I probably shouldn’t be admitting this publicly, but sometimes litigation confuses me. It’s confounding enough when people spend years and years and lot of money on stuff that doesn’t seem to matter. But then there are cases when the subject of the suit doesn’t even make sense.
You guessed it – I have a new example for you. It’s described in a ruling last week from the U.S. Court of Appeals for the Ninth Circuit called Frudden v. Pilling, in which the parents of then-elementary school students sued over a school policy in 2011.
I dare you to take a wild guess at what that policy was.
Go on. Guess as many times as you want, and don’t read the next paragraph until you’re done.

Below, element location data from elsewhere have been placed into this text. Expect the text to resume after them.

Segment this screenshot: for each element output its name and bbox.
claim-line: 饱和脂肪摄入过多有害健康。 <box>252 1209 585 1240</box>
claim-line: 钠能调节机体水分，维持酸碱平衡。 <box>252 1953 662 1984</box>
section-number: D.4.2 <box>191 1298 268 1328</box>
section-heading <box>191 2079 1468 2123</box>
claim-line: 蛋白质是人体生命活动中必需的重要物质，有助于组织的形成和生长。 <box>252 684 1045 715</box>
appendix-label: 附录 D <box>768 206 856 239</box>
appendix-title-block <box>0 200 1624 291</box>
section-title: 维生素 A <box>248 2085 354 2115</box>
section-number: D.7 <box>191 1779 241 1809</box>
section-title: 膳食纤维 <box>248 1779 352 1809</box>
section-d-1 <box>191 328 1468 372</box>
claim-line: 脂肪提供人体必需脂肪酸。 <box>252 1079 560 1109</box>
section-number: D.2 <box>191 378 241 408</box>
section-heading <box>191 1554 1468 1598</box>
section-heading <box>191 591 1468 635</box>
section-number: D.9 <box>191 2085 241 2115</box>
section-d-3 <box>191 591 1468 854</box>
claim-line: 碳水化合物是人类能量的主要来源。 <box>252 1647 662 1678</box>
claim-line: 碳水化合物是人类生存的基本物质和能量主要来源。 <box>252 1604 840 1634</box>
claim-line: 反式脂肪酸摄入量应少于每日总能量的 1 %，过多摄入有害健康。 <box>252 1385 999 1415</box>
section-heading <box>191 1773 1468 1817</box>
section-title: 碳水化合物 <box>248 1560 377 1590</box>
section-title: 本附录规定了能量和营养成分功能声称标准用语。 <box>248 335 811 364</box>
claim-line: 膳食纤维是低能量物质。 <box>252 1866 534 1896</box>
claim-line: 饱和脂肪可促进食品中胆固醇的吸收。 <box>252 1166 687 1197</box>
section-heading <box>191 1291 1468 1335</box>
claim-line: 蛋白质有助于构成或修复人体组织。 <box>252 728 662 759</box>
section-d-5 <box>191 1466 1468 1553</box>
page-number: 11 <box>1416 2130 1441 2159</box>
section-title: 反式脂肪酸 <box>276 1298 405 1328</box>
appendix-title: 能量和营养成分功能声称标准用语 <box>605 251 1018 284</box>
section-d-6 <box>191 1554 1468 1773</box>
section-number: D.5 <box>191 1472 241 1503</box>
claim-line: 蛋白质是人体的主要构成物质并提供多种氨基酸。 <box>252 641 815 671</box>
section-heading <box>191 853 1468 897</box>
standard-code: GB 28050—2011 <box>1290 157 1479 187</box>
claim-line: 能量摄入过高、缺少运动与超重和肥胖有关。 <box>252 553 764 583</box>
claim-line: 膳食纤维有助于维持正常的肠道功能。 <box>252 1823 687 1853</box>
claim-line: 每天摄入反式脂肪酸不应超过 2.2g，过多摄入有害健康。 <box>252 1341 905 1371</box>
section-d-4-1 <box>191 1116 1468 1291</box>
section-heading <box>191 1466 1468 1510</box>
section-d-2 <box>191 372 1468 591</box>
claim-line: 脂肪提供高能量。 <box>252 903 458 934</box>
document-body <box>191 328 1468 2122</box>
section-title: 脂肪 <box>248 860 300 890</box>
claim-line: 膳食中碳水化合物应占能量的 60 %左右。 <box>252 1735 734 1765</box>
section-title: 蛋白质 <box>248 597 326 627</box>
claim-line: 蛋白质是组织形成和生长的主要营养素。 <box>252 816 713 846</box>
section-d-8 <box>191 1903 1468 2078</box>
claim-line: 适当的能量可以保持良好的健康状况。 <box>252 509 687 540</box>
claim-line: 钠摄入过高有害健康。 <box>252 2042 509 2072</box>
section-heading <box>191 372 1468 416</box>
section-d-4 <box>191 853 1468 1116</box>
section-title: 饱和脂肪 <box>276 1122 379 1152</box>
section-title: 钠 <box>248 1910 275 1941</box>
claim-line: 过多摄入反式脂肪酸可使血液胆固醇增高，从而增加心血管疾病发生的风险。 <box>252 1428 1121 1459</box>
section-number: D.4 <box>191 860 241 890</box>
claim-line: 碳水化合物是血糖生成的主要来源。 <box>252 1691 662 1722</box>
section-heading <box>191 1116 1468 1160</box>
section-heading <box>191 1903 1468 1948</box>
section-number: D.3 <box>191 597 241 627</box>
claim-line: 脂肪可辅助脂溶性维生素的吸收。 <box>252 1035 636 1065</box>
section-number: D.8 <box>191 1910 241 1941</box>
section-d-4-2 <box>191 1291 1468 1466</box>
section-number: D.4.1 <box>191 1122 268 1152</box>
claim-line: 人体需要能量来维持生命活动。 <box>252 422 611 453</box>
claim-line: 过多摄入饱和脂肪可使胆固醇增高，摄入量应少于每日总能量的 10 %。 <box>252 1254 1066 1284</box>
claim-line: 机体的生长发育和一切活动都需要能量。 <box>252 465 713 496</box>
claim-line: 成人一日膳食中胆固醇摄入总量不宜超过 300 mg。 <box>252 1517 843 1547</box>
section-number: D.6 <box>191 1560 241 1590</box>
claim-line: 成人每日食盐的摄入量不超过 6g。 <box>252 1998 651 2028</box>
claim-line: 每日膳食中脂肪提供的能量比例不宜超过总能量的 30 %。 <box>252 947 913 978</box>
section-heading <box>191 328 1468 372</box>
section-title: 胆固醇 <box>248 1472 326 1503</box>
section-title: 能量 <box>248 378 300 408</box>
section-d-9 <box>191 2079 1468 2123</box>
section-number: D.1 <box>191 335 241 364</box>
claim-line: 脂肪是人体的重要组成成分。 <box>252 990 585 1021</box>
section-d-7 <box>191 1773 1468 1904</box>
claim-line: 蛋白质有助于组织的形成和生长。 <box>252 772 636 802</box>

The suit was over “a school uniform policy that required their two minor children to wear shirts or sweatshirts with a logo consisting of the name of the school, a stylized picture of a gopher (the school mascot), and the motto ‘Tomorrow’s Leaders.’”
Why would a school do this to its children, and what does it mean? Are tomorrow’s leaders going to be gophers? Are the children the future leaders after they turn into gophers? Can everyone in that school be a leader? Where are they going to get followers?
There’s an exception to the policy that allows uniforms of nationally recognized youth organizations to be worn on regular meeting days of that organization. (I’m pretty sure they weren’t referring to the Hitler Youth, but I am picturing Junior Druids of America.)
I do understand the rationale behind school uniforms, but humiliating kids by making them gophers doesn’t seem quite right.
As far as I can tell, though, that wasn’t what bothered the plaintiff parents. Apparently, they just disliked uniformity (a feeling I can well understand), but they needed other arguments to get anywhere with their lawsuit.
My favorite, described in the ruling, is that the uniforms were not content-neutral because the motto “conveyed two viewpoints – that leadership should be celebrated (or at least valued above being a follower); and that (the school) is, in fact, likely to produce ‘tomorrow’s leaders.’”
I guess that last part is false advertising.
The court, in case you’re wondering, came to the obvious conclusion: “The relationship between the challenged motto and student achievement is somewhat attenuated.”
The D students probably aren’t going to be any day’s leaders.
You’ll be happy to know, by the way, that the school abandoned the motto three years after the lawsuit — but the litigation continues.
Licensing. Maybe I’m wrong, but for some reason I always thought the purpose of licensing was to make sure people with licenses know what they’re doing.
Lawyers have to show they can at least fake it through a bar exam to get a license to practice law.
You have to go for a drive without injuring a DMV employee to get a driver’s license.
That sort of thing. Perfectly sensible.
Last week, however, I came across a licensing scheme that I couldn’t quite fathom. It’s described in a federal court ruling in Nevada over licensing of strippers in Reno.
As far as I can tell, there aren’t any educational requirements or tests involved in getting a stripping license. You don’t even have to keep up on the latest unclothing techniques.
What you do have to do is pay $100.25 to get the license.
Hmm. You don’t think the city could be doing this for the money, do you?
No, let’s not be cynical. There must be some sort of public protection here. Would-be strippers are also subjected to “a statewide and nationwide criminal background check.”
You wouldn’t want to be exposed to a naked criminal.
If you think that’s weird, try reading the excerpts in the ruling from the contested ordinance. It sounds like someone had a few too many drinks before writing it.
Here’s an excerpt from a very long sentence:
“… all of which is typically associated with allowing the performer to solicit from patrons present anything of value such as drinks, lap dances, table dances, tips or other gratuities, bookings dates or other compensation, whether monetary or otherwise.”
The performers are getting lap dances from the patrons?
Reno is very weird.
The litigation, by the way, was over whether women strippers were facing discrimination because the city wasn’t enforcing the licensing law against male strippers.
The fight for equal rights continues.